In most organisations it does not make sense to employ a full-time individual who is solely focussed on site speed. Some of the more successful organisations I've worked with have web performance working groups - a cross-functional team who have a few days per month to discuss and prioritise performance improvements. Even in these cases, having an external view on site speed adds incredible value: reviewing the KPIs that are being measured, prioritising backlogged tasks, improving tooling and even identifying new issues that have been undetected by the in-house teams.

Independent performance consultants add further value because of the work we do across multiple clients: working in different codebases on different platforms for different types of organisation. We absorb best practices from multiple teams and can help apply them to each of our clients. If nothing else, an experienced second set of eyes on a website will always find something to improve.
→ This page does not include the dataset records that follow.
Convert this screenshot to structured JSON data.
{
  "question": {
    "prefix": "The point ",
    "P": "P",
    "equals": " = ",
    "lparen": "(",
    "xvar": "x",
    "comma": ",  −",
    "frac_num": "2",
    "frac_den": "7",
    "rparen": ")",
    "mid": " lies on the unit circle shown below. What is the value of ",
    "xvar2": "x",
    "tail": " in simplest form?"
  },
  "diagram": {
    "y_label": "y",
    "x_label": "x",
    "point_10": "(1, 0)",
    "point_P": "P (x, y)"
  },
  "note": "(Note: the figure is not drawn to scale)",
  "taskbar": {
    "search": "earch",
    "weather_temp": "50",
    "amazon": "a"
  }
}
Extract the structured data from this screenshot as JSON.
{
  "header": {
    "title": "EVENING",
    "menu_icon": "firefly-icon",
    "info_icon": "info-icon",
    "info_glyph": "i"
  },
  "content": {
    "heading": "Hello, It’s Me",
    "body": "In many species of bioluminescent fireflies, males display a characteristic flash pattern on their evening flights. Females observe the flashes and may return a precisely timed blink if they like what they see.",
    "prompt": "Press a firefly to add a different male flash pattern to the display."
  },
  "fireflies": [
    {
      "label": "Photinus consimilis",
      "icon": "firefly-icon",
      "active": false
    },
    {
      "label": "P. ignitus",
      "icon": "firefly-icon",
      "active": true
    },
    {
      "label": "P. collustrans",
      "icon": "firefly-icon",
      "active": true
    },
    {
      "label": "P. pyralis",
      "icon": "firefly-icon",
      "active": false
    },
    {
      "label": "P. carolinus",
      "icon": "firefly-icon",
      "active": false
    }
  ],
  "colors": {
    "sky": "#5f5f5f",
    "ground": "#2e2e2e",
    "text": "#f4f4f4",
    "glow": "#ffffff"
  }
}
Speaking of improvements: measuring impact is one of the most difficult parts of web performance in general, and is a real challenge when it comes to consultancy. I would love to be able to attribute performance optimisations back to real business impact, but this is near impossible in a world of daily releases, multiple campaigns per week and the rollercoaster of SEO / SEM. We know from hundreds of case studies that improving performance improves user experience and business results, so most times we have to rely on that implicit understanding.

In an ideal world performance changes are A/A/B tested to determine the impact on business results, using a real-user monitoring (RUM) solution like Akamai mPulse or SpeedCurve to track performance + business metrics together. Even then, some performance improvements will impact metrics that are near-impossible to track: e.g. user satisfaction, return rates and likelihood to recommend. Improving performance will improve business metrics, it's just nearly impossible to measure the direct impact.

Katie Sylor-Miller recently made the same observation about the difficulties in attributing positive performance changes to business results:

Another difficult part of web performance is determining the impact of a technical change at a user experience level. Reducing time to first byte (TTFB) by 500ms will have a very clear benefit: every experience, every pageview, will become a half a second quicker. But most changes β€” like reducing CSS bundle size, optimising images or reducing JavaScript execution times β€” will not have such a linear relationship.

Improving page load time by 100ms under test conditions may not seem like a lot, but at the tail-end of your user distribution this could result in more than a second of improvement. Users in more remote geographies, on older phones, on poorer quality networks will always see a bigger improvement than users on a flagship phone connected to a 100+Mbps network. Implementing a RUM solution and providing deep analysis of the data can help to illuminate the users having the worst experiences and to identify the most important optimisations to focus on.

In summary: performance matters to user experience, even if it is difficult to prove. An independent performance consultant can help to bring teams together, to identify and prioritise performance enhancements and to measure their impact. As a bonus: onboarding a consultant is almost certainly quicker (and cheaper) than developing and maintaining in-house expertise to the same level - all while sharing knowledge internally and helping to build a performance culture.